Q&A: Deepak Goyal: "Qatar's Vision 2030 will significantly boost employee engagement"

Author: Kirsty Tuxford | Date: 21 Sep 2016

The senior HR consultant on why employee engagement is a new priority for the country’s corporate sector

Deepak GoyalHR experts in Qatar met at a seminar organised by HR solution provider Dulsco recently, to discuss the importance of employee engagement and how it can boost the growth of the country’s corporate sector. While many Qatari organisations are focusing on developing more sophisticated employee engagement strategies, some reports say that certain groups, such as local graduates, are not being reached. People Management spoke to Deepak Goyal, a senior HR consultant who has worked with WABCO and General Motors, to find out who is leading the way in employee engagement.
 
How sophisticated are employee engagement initiatives in Qatar?
More organisations are starting to pay attention to employee engagement as the region shifts towards productivity and retention.
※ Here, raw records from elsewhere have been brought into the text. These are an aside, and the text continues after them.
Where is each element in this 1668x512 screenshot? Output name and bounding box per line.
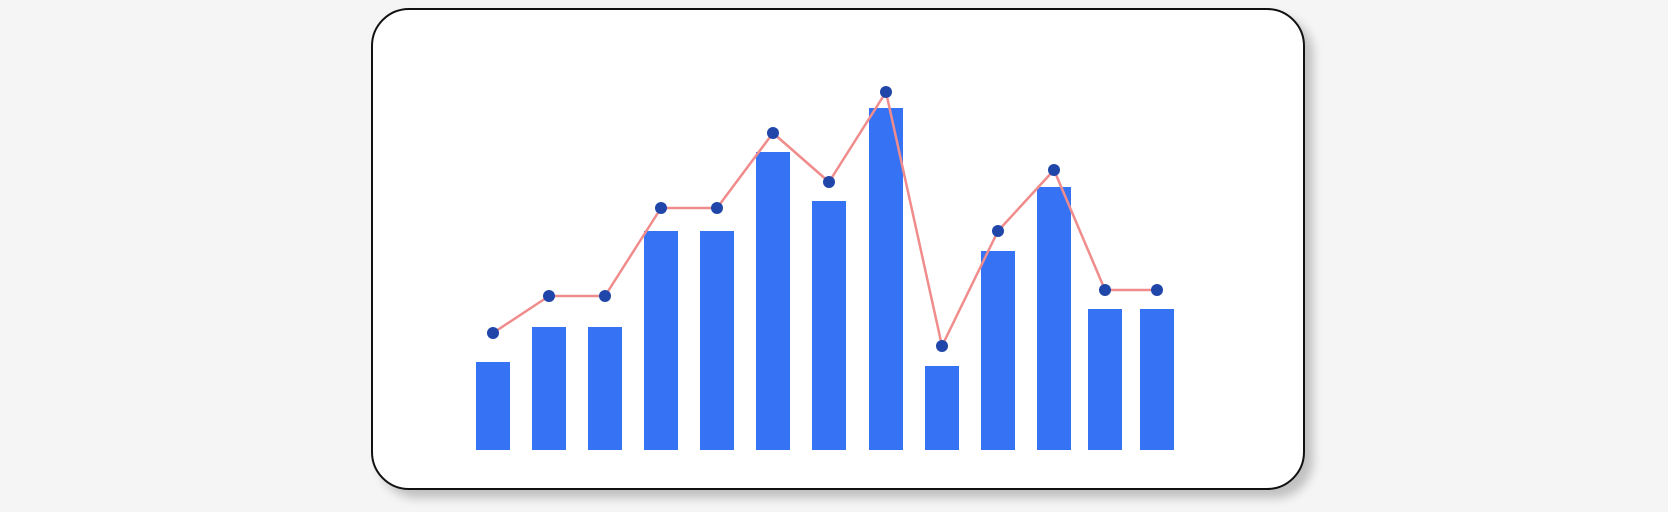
line-point-4: [655, 202, 667, 214]
bar-11: [1037, 187, 1071, 450]
line-point-9: [936, 340, 948, 352]
line-point-3: [599, 290, 611, 302]
bar-4: [644, 231, 678, 450]
bar-series: [476, 108, 1174, 450]
bar-2: [532, 327, 566, 450]
line-point-5: [711, 202, 723, 214]
line-point-10: [992, 225, 1004, 237]
line-markers: [487, 86, 1163, 352]
line-point-6: [767, 127, 779, 139]
line-point-12: [1099, 284, 1111, 296]
line-point-2: [543, 290, 555, 302]
bar-12: [1088, 309, 1122, 450]
bar-1: [476, 362, 510, 450]
line-point-11: [1048, 164, 1060, 176]
bar-3: [588, 327, 622, 450]
bar-7: [812, 201, 846, 450]
line-point-8: [880, 86, 892, 98]
bar-5: [700, 231, 734, 450]
bar-10: [981, 251, 1015, 450]
line-point-13: [1151, 284, 1163, 296]
bar-6: [756, 152, 790, 450]
bar-9: [925, 366, 959, 450]
bar-8: [869, 108, 903, 450]
line-point-1: [487, 327, 499, 339]
line-point-7: [823, 176, 835, 188]
bar-13: [1140, 309, 1174, 450]
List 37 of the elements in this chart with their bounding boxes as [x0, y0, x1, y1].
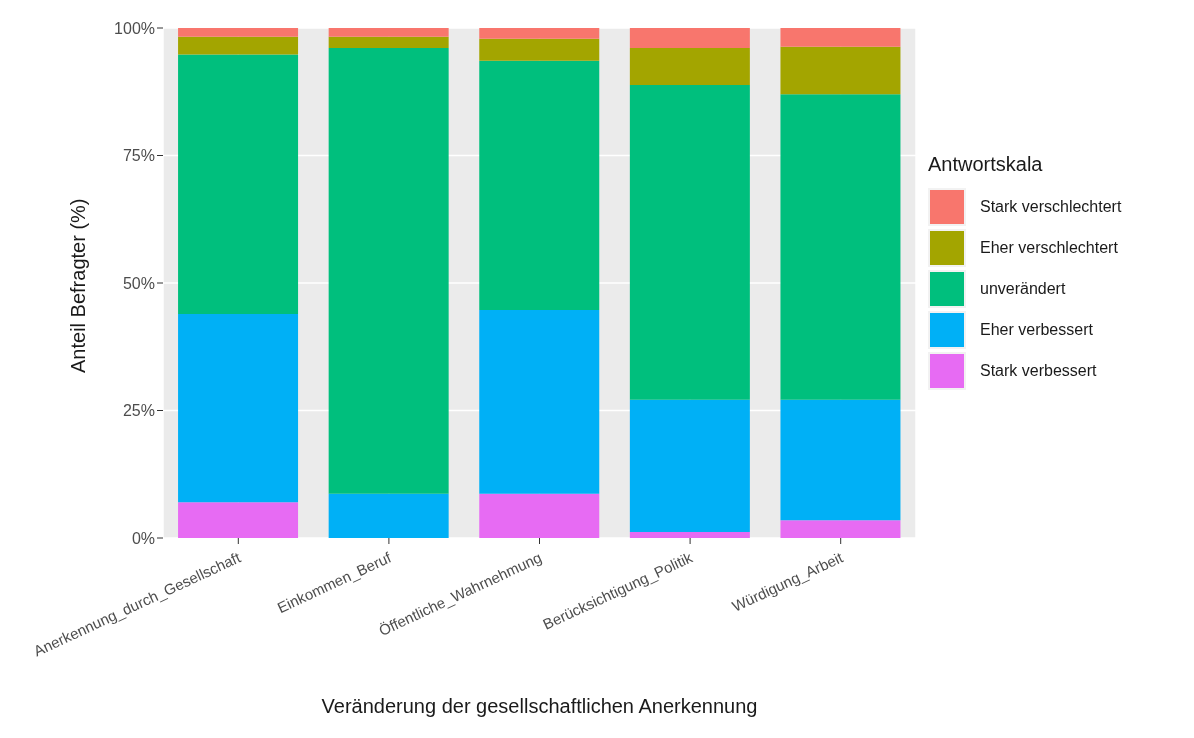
- bar: [178, 36, 299, 55]
- bar: [780, 520, 901, 538]
- bar: [780, 399, 901, 521]
- bar: [629, 399, 750, 532]
- bar: [629, 47, 750, 86]
- bar: [780, 94, 901, 400]
- legend-label: Eher verbessert: [980, 320, 1093, 339]
- y-tick-label: 50%: [122, 274, 155, 292]
- bar: [629, 85, 750, 400]
- bar: [479, 60, 600, 311]
- legend-label: Stark verbessert: [980, 361, 1097, 380]
- y-tick-label: 25%: [122, 402, 155, 420]
- y-tick-label: 100%: [114, 19, 155, 37]
- bar: [178, 502, 299, 538]
- bar: [780, 46, 901, 95]
- legend-label: Stark verschlechtert: [980, 197, 1122, 216]
- bar: [629, 531, 750, 538]
- y-axis-title: Anteil Befragter (%): [67, 198, 90, 373]
- bar: [328, 36, 449, 48]
- bar: [178, 28, 299, 37]
- bar: [328, 28, 449, 37]
- bar: [328, 493, 449, 538]
- bar: [780, 28, 901, 47]
- legend-label: Eher verschlechtert: [980, 238, 1118, 257]
- bar: [479, 310, 600, 494]
- bar: [479, 28, 600, 39]
- bar: [479, 38, 600, 61]
- legend-title: Antwortskala: [928, 153, 1044, 176]
- y-tick-label: 0%: [131, 529, 155, 547]
- y-tick-label: 75%: [122, 147, 155, 165]
- bar: [629, 28, 750, 48]
- x-axis-title: Veränderung der gesellschaftlichen Anerkennung: [321, 695, 758, 717]
- bar: [178, 54, 299, 315]
- bar: [479, 493, 600, 538]
- bar: [328, 47, 449, 494]
- bar: [178, 314, 299, 503]
- text: unverändert: [980, 279, 1066, 298]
Traditionally, there have been some limitations on foreign talent being able to change employers within Qatar, but with the government set to liberalise this, I expect to see more focus on employee engagement.
 

 The government is also creating a lot of initiatives focused on human capital in line with the Qatar 2030 Vision, including significant improvements for blue collar workers.

 
What key elements of employee engagement are organisations getting right?
What they are getting right is to realise the need to have it, and the government supports this too – ‘The Right to Development’ aspect of the Vision 2030 will significantly boost employee engagement.
 
Qatar Gas and Qatar Petroleum, for example, have taken a very comprehensive approach towards employee engagement, and have been doing this for over a decade. They hire, develop and promote local nationals in a very systematic fashion – and offer overseas placement, education, mentoring, challenging roles, etc. This has resulted in some excellent local leaders who have taken C-level roles in other big organisations.
 
Milaha – a maritime and logistics company – also has excellent trainee development programmes, which include sponsorship of higher education, on-the-job training and coaching. This is supported by a strong management culture from the top, to treat employees fairly. They are outperforming the market by at least 50 per cent on attrition. Their attrition rate is in single digits compared to the market average of 16 per cent, according to an Aon report.
 
Recent reports suggests Qatari organisations do not understand the needs of nation’s graduates – going on to say that thousands of graduates are unable to find proper jobs.
The market has certainly taken a beating, and there are fewer opportunities. But some graduates also have unrealistic expectations – they expect managerial or senior roles as their first job, which is simply not possible.
 
Not all organisations have spent enough time understanding and developing an employee value proposition for nationals, nor do they have a varying employee engagement strategy to meet the needs of different age groups. Unfortunately, many employers still take the attitude that they merely have to ‘meet a quota’, so they lack meaningful programmes to develop future leaders. As per the data, Qatari nationals demonstrate a strong desire to achieve high-level managerial positions as quickly as possible, with 72 per cent of Qatari youth regarding their current role as a step to their next job.